How to prepare for annual leave.
The Creative Diaries, Issue 3 – originally sent to our subscribers with their freebie on 4 December.
Hello beautiful Creatives,
Welcome to the final month for the year! Is anyone else feel little blurry around the edges, pulled in twelve directions, reaching for inspiration with one hand and wrapping up the year (and Christmas presents) with the other?
Same. It’s the season of the beautiful juggle … and the gentle unravel.
This is the time of year when most creatives and small business owners begin winding down, tying loose ends, finishing client work, and prepping their ‘Out of Office’ messages, yet our brains still act like it's mid-April and everything is urgent.
I’m writing this letter to you with a cold cup of tea next to me (I was meant to drink a couple of hours ago), a bunch of SD cards I need to sort and back up, and a photo of my husband Haavard in front of my screen––we’re almost at the finish line (crawling to it, tbh).
It’s been three weeks of the biggest content push I’ve ever done in my creative career. I’m tying up the last pieces of 2025 photography client work, preparing for our Australian Country House annual Christmas photoshoot, shipping my final batch of calendars, and starting my own end-of-year reset. It sounds like a bit of a grocery list – but everyone’s to-do list is, at this pointy end of the year.
So this week, I want to share something simple, grounding, and (hopefully!) helpful: how I prepare to step away from the business for a few weeks, and how you can create your own end of year wind-down ritual.
Nothing intense, nothing heavy. Just small, thoughtful steps to help you close the year in a way that feels calm and intentional.
This Week’s Reflection: the year’s end creative audit
Every December, I sit down with a cup of tea (and gentle music – sorry Mariah Carey) and I do a light, honest audit of my year.
Not a performance review.
Not a productivity scorecard.
Just a gentle check-in with myself, and my creativity.
Here are the four questions I ask:
1. What worked this year? Wins, breakthroughs, improvements, habits, clients, systems — big or small.
2. What didn’t work? What drained you? What could be simplified, automated, or released?
3. What did I learn? Creatively, professionally, spiritually, personally.
4. What do I want to take into next year – and what can stay in 2026? Not resolutions, just intentions. This practice alone cuts my overwhelm in half. It reminds me that ending the year isn’t about finishing everything. It’s about finishing well.
How I wind down the final three weeks of the year:
Here’s a peek behind the scenes at how I structure my final stretch before my annual leave:
Week 1: Clearing the Decks
→ Complete remaining client work (gallery deliveries and final edits)
→ Work on remaining open tasks on my Trello Boards
→ Write content (like The Creative Diaries!) and any blogs to schedule
Week 2: Systems + Strategy Light Touch
→ Back up files and SD cards
→ Organise content and digital clutter (desktops, camera rolls, downloads folder)

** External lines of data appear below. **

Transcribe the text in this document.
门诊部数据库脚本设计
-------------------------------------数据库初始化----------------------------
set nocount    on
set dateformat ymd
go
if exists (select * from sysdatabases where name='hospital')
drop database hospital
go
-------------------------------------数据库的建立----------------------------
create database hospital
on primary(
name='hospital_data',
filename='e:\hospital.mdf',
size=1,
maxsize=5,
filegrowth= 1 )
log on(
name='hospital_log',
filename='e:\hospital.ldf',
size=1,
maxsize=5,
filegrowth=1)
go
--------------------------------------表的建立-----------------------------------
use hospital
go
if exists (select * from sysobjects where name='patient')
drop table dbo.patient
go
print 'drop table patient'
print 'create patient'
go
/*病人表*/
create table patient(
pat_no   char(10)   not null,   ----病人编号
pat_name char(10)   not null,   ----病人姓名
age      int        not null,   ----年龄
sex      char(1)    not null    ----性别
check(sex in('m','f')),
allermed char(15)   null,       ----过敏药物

→ Review my recurring subscriptions – are there any I don’t need?
→ Send final invoices + reconcile my Xero
Week 3: Soft Landing
→ Set my out-of-office emails
→ Go through my emails & reply to any I’ve missed
→ Prep any schedule social posts (just the essentials)
→ Tidy my photography studio, my home office + reset my desk
→ Write a note to myself for January: ‘Here’s where you left off’
The last month of the year carries a lot of tiredness, overwhelm, and reflection – but also equal opportunities for joy, connection and a long-awaited period for rest waiting at the end of the finish line. Wherever you are right now, whatever you’re feeling, you’re doing so well.
December isn’t a test, it’s a transition.
Let your year close gently, and let this be the beginning of your exhale.
Until next week,
G x
This Week’s Creative Prompt
In one sentence each:
→ What are you proud of this year?
→ What are you ready to release?
→ What felt aligned?
→ What felt heavy?
→ What do you want next year to feel like?
Stick it to your wall. Write it in your journal. Let it guide your final month of the year.